Public Cloud refers to the cloud computing model with which the IT services are delivered across the Internet. The service may be free, freemium or a subscription-based offering charged based on the compute resources consumed. The compute functionality may range from common services such as email, apps and storage to the enterprise-grade OS platform or infrastructure environments used for software development and testing. The cloud vendor is responsible for developing, managing and maintaining the pool of computing resources shared between multiple tenants from across the network.

The defining features of a public cloud environment include high elasticity and scalability for IT-enabled services delivered at a low-cost subscription-based pricing tier. As the most popular model of cloud computing services, the public cloud offers vast choices in terms of solutions and compute resources to address the growing needs of organisations of all sizes and verticals.

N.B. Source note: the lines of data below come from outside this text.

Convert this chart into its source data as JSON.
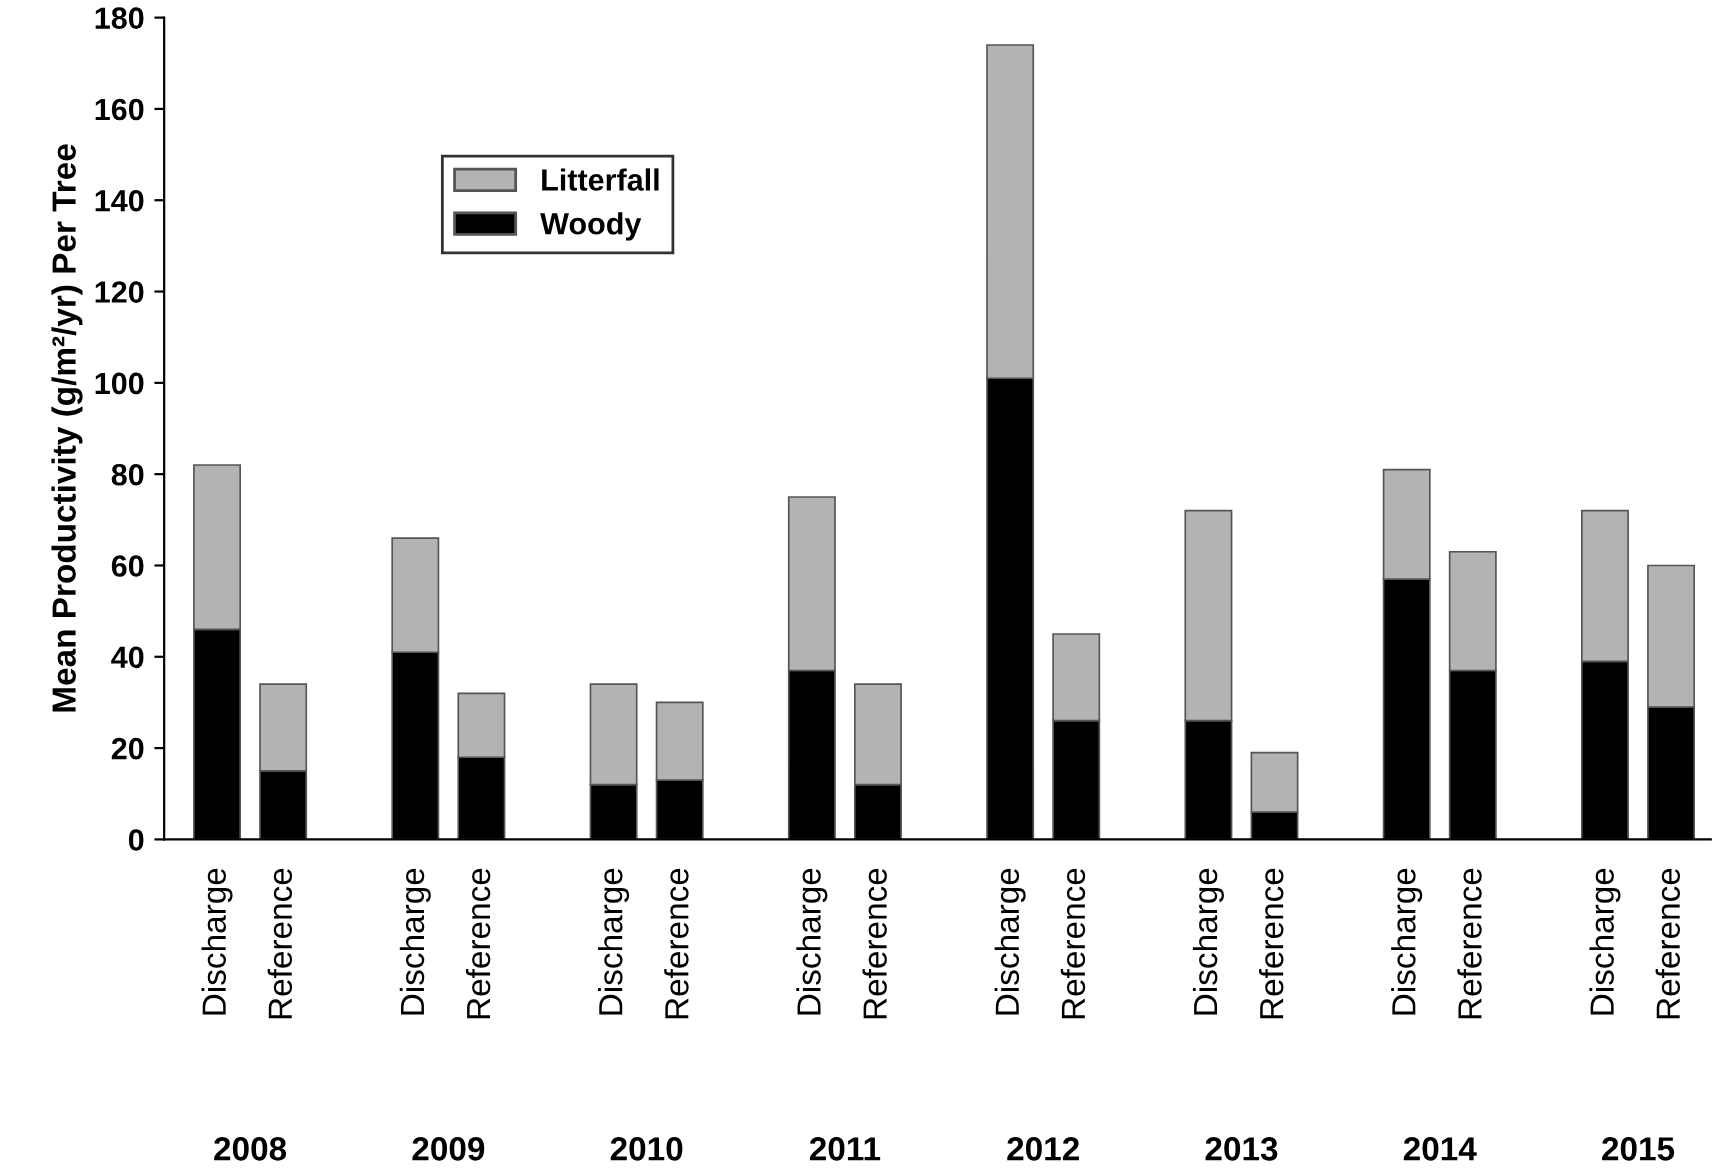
{
  "chart_data": {
    "type": "bar",
    "stacked": true,
    "ylabel": "Mean Productivity (g/m²/yr) Per Tree",
    "categories": [
      "Discharge",
      "Reference",
      "Discharge",
      "Reference",
      "Discharge",
      "Reference",
      "Discharge",
      "Reference",
      "Discharge",
      "Reference",
      "Discharge",
      "Reference",
      "Discharge",
      "Reference",
      "Discharge",
      "Reference"
    ],
    "series": [
      {
        "name": "Woody",
        "color": "#000000",
        "values": [
          46,
          15,
          41,
          18,
          12,
          13,
          37,
          12,
          101,
          26,
          26,
          6,
          57,
          37,
          39,
          29
        ]
      },
      {
        "name": "Litterfall",
        "color": "#b3b3b3",
        "values": [
          36,
          19,
          25,
          14,
          22,
          17,
          38,
          22,
          73,
          19,
          46,
          13,
          24,
          26,
          33,
          31
        ]
      }
    ],
    "annotations": [
      "2008",
      "2009",
      "2010",
      "2011",
      "2012",
      "2013",
      "2014",
      "2015"
    ],
    "ylim": [
      0,
      180
    ],
    "yticks": [
      0,
      20,
      40,
      60,
      80,
      100,
      120,
      140,
      160,
      180
    ],
    "grid": false,
    "legend": "top left"
  }
}
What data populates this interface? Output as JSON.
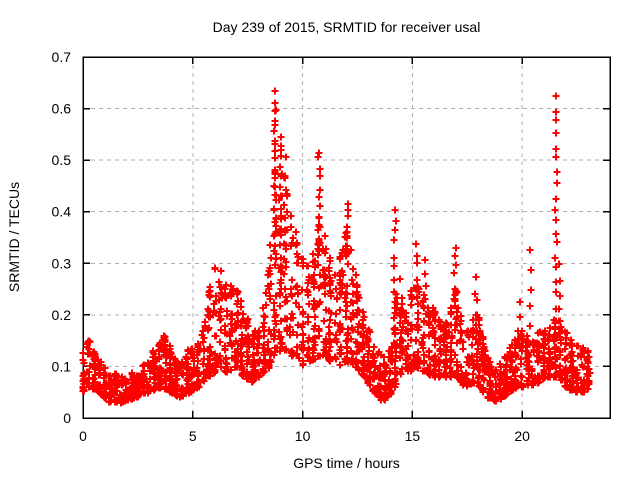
{
  "figure": {
    "background": "#ffffff",
    "text_color": "#000000",
    "border_color": "#000000"
  },
  "chart_data": {
    "type": "scatter",
    "title": "Day 239 of 2015, SRMTID for receiver usal",
    "xlabel": "GPS time / hours",
    "ylabel": "SRMTID / TECUs",
    "xlim": [
      0,
      24
    ],
    "ylim": [
      0,
      0.7
    ],
    "xticks": {
      "values": [
        0,
        5,
        10,
        15,
        20
      ],
      "labels": [
        "0",
        "5",
        "10",
        "15",
        "20"
      ]
    },
    "yticks": {
      "values": [
        0,
        0.1,
        0.2,
        0.3,
        0.4,
        0.5,
        0.6,
        0.7
      ],
      "labels": [
        "0",
        "0.1",
        "0.2",
        "0.3",
        "0.4",
        "0.5",
        "0.6",
        "0.7"
      ]
    },
    "grid": {
      "show": true,
      "style": "dashed",
      "color": "#b0b0b0"
    },
    "legend": {
      "show": false
    },
    "marker": "plus",
    "series": [
      {
        "name": "SRMTID",
        "color": "#ff0000",
        "points_are_approximate": true,
        "x_data_range": [
          0,
          23.1
        ],
        "envelope": [
          [
            0.0,
            0.05,
            0.13
          ],
          [
            0.3,
            0.06,
            0.155
          ],
          [
            0.7,
            0.05,
            0.12
          ],
          [
            1.2,
            0.03,
            0.09
          ],
          [
            1.8,
            0.03,
            0.08
          ],
          [
            2.4,
            0.04,
            0.09
          ],
          [
            3.0,
            0.05,
            0.11
          ],
          [
            3.6,
            0.06,
            0.17
          ],
          [
            4.0,
            0.05,
            0.14
          ],
          [
            4.4,
            0.04,
            0.1
          ],
          [
            4.9,
            0.05,
            0.14
          ],
          [
            5.3,
            0.06,
            0.15
          ],
          [
            5.7,
            0.08,
            0.24
          ],
          [
            6.1,
            0.09,
            0.31
          ],
          [
            6.5,
            0.09,
            0.26
          ],
          [
            6.9,
            0.09,
            0.26
          ],
          [
            7.3,
            0.08,
            0.22
          ],
          [
            7.7,
            0.07,
            0.17
          ],
          [
            8.1,
            0.08,
            0.17
          ],
          [
            8.5,
            0.1,
            0.32
          ],
          [
            8.8,
            0.13,
            0.56
          ],
          [
            9.1,
            0.13,
            0.52
          ],
          [
            9.4,
            0.12,
            0.42
          ],
          [
            9.7,
            0.12,
            0.36
          ],
          [
            10.0,
            0.1,
            0.31
          ],
          [
            10.4,
            0.11,
            0.3
          ],
          [
            10.8,
            0.12,
            0.4
          ],
          [
            11.2,
            0.11,
            0.32
          ],
          [
            11.6,
            0.1,
            0.29
          ],
          [
            12.0,
            0.11,
            0.38
          ],
          [
            12.4,
            0.1,
            0.3
          ],
          [
            12.8,
            0.08,
            0.22
          ],
          [
            13.2,
            0.05,
            0.14
          ],
          [
            13.7,
            0.03,
            0.12
          ],
          [
            14.1,
            0.05,
            0.15
          ],
          [
            14.35,
            0.07,
            0.3
          ],
          [
            14.7,
            0.08,
            0.22
          ],
          [
            15.1,
            0.1,
            0.28
          ],
          [
            15.5,
            0.09,
            0.25
          ],
          [
            16.0,
            0.08,
            0.21
          ],
          [
            16.5,
            0.08,
            0.18
          ],
          [
            17.0,
            0.08,
            0.26
          ],
          [
            17.4,
            0.06,
            0.16
          ],
          [
            17.9,
            0.07,
            0.22
          ],
          [
            18.4,
            0.04,
            0.12
          ],
          [
            18.9,
            0.03,
            0.1
          ],
          [
            19.4,
            0.05,
            0.13
          ],
          [
            19.9,
            0.06,
            0.18
          ],
          [
            20.3,
            0.06,
            0.16
          ],
          [
            20.8,
            0.07,
            0.17
          ],
          [
            21.2,
            0.08,
            0.18
          ],
          [
            21.6,
            0.08,
            0.2
          ],
          [
            22.0,
            0.06,
            0.17
          ],
          [
            22.4,
            0.05,
            0.15
          ],
          [
            22.8,
            0.05,
            0.14
          ],
          [
            23.1,
            0.06,
            0.13
          ]
        ],
        "spikes": [
          {
            "x": 8.75,
            "base": 0.3,
            "top": 0.63,
            "n": 26
          },
          {
            "x": 9.0,
            "base": 0.25,
            "top": 0.55,
            "n": 16
          },
          {
            "x": 9.2,
            "base": 0.25,
            "top": 0.5,
            "n": 10
          },
          {
            "x": 10.75,
            "base": 0.28,
            "top": 0.52,
            "n": 14
          },
          {
            "x": 12.05,
            "base": 0.3,
            "top": 0.42,
            "n": 9
          },
          {
            "x": 14.2,
            "base": 0.15,
            "top": 0.41,
            "n": 12
          },
          {
            "x": 15.2,
            "base": 0.22,
            "top": 0.33,
            "n": 7
          },
          {
            "x": 15.6,
            "base": 0.2,
            "top": 0.3,
            "n": 5
          },
          {
            "x": 16.95,
            "base": 0.2,
            "top": 0.33,
            "n": 8
          },
          {
            "x": 17.9,
            "base": 0.15,
            "top": 0.27,
            "n": 6
          },
          {
            "x": 19.9,
            "base": 0.14,
            "top": 0.22,
            "n": 4
          },
          {
            "x": 20.35,
            "base": 0.18,
            "top": 0.32,
            "n": 5
          },
          {
            "x": 21.55,
            "base": 0.12,
            "top": 0.62,
            "n": 22
          },
          {
            "x": 21.7,
            "base": 0.1,
            "top": 0.3,
            "n": 8
          }
        ]
      }
    ],
    "generator": {
      "seed": 2015239,
      "n_base": 2300,
      "column_step": 0.25,
      "column_jitter": 0.14,
      "marker_half_size": 3.5,
      "marker_stroke_width": 2
    }
  }
}
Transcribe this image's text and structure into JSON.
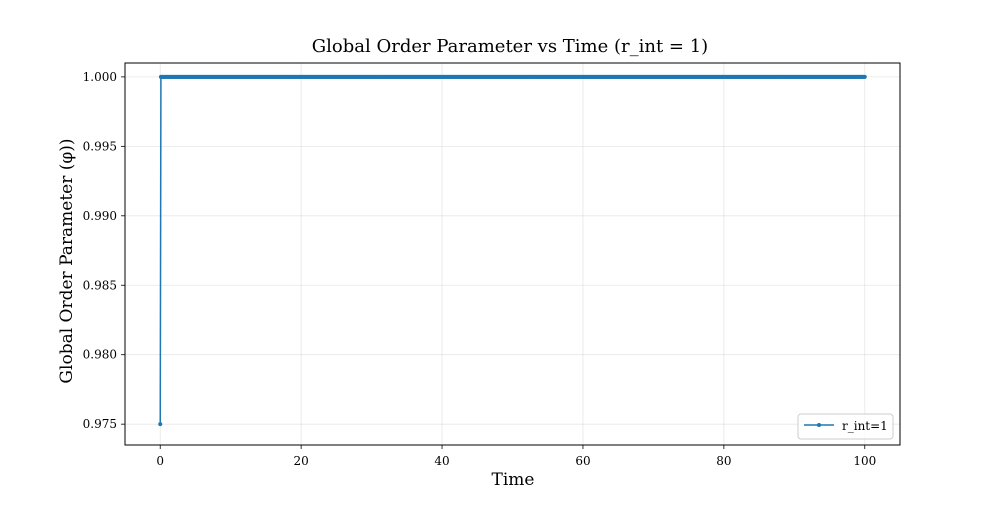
{
  "chart_data": {
    "type": "line",
    "title": "Global Order Parameter vs Time (r_int = 1)",
    "xlabel": "Time",
    "ylabel": "Global Order Parameter (φ))",
    "xlim": [
      -5,
      105
    ],
    "ylim": [
      0.9735,
      1.001
    ],
    "xticks": [
      0,
      20,
      40,
      60,
      80,
      100
    ],
    "yticks": [
      0.975,
      0.98,
      0.985,
      0.99,
      0.995,
      1.0
    ],
    "ytick_labels": [
      "0.975",
      "0.980",
      "0.985",
      "0.990",
      "0.995",
      "1.000"
    ],
    "grid": true,
    "legend_position": "bottom-right",
    "series": [
      {
        "name": "r_int=1",
        "color": "#1f77b4",
        "marker": "dot",
        "x_start": 0,
        "x_end": 100,
        "x_step": 0.1,
        "first_point": {
          "x": 0,
          "y": 0.975
        },
        "y_rest": 1.0
      }
    ]
  }
}
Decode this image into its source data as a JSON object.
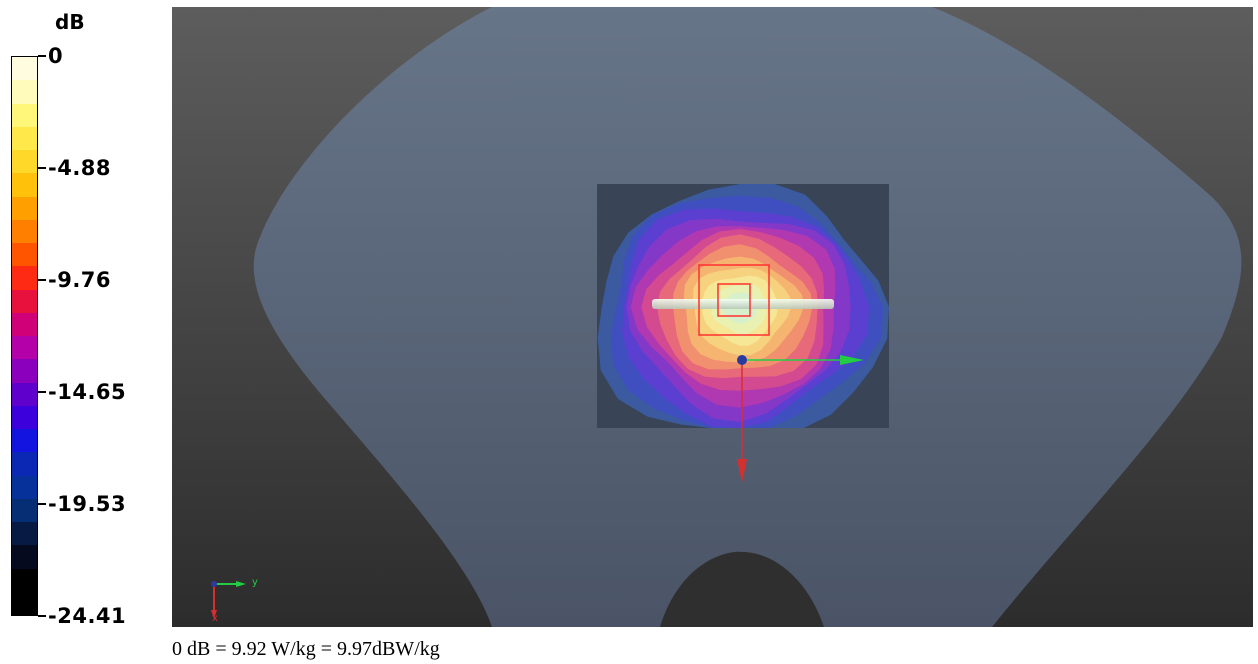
{
  "legend": {
    "unit": "dB",
    "labels": [
      "0",
      "-4.88",
      "-9.76",
      "-14.65",
      "-19.53",
      "-24.41"
    ],
    "swatch_colors": [
      "#fffce0",
      "#fffbbb",
      "#fff77a",
      "#ffe94a",
      "#ffd82a",
      "#ffc10a",
      "#ff9f00",
      "#ff7f00",
      "#ff5400",
      "#ff2a14",
      "#e8103c",
      "#d00078",
      "#b400a8",
      "#8a00bc",
      "#6000cc",
      "#3c00dc",
      "#1414e0",
      "#0a28b4",
      "#06309a",
      "#062e74",
      "#061a44",
      "#050a1e",
      "#000000",
      "#000000"
    ]
  },
  "scene": {
    "phantom_color": "#677589",
    "phantom_bottom_color": "#4a5466",
    "scan_area_color": "#394556",
    "hotspot_colors": [
      "#3b5aa0",
      "#3f4fc0",
      "#5a3fd0",
      "#8438c8",
      "#b038b0",
      "#d44a90",
      "#e86a7a",
      "#f0906e",
      "#f5b470",
      "#f7d27e",
      "#f5e796",
      "#e8f0b2",
      "#d6f0cc"
    ],
    "cube_color": "#ff3030",
    "axis_x_color": "#d43030",
    "axis_y_color": "#22cc44",
    "origin_color": "#2a3aa0",
    "triad_x_label": "x",
    "triad_y_label": "y"
  },
  "caption": "0 dB = 9.92 W/kg = 9.97dBW/kg"
}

Advantages of public cloud:

  • No investments required to deploy and maintain the IT infrastructure.
  • High scalability and flexibility to meet unpredictable workload demands.
  • Reduced complexity and requirements on IT expertise as the cloud vendor is responsible to manage the infrastructure.
  • Flexible pricing options based on different Service Level Agreement (SLA) offerings.
  • The cost agility allows organisations to follow lean growth strategies and focus their investments on innovation projects.

Suitable choice for:

  • Predictable computing needs, such as communication services for a specific number of users.
  • Apps and services necessary to perform IT and business operations.
  • Additional resource requirements to address varying peak demands.
  • Software development and test environments.


  • The total cost of ownership (TCO) can rise exponentially for large-scale usage, specifically for midsize to large enterprises.
  • Not the most viable solution for security and availability sensitive mission-critical IT workloads.
  • Low visibility and control into the infrastructure, which may not suffice to meet regulatory compliance.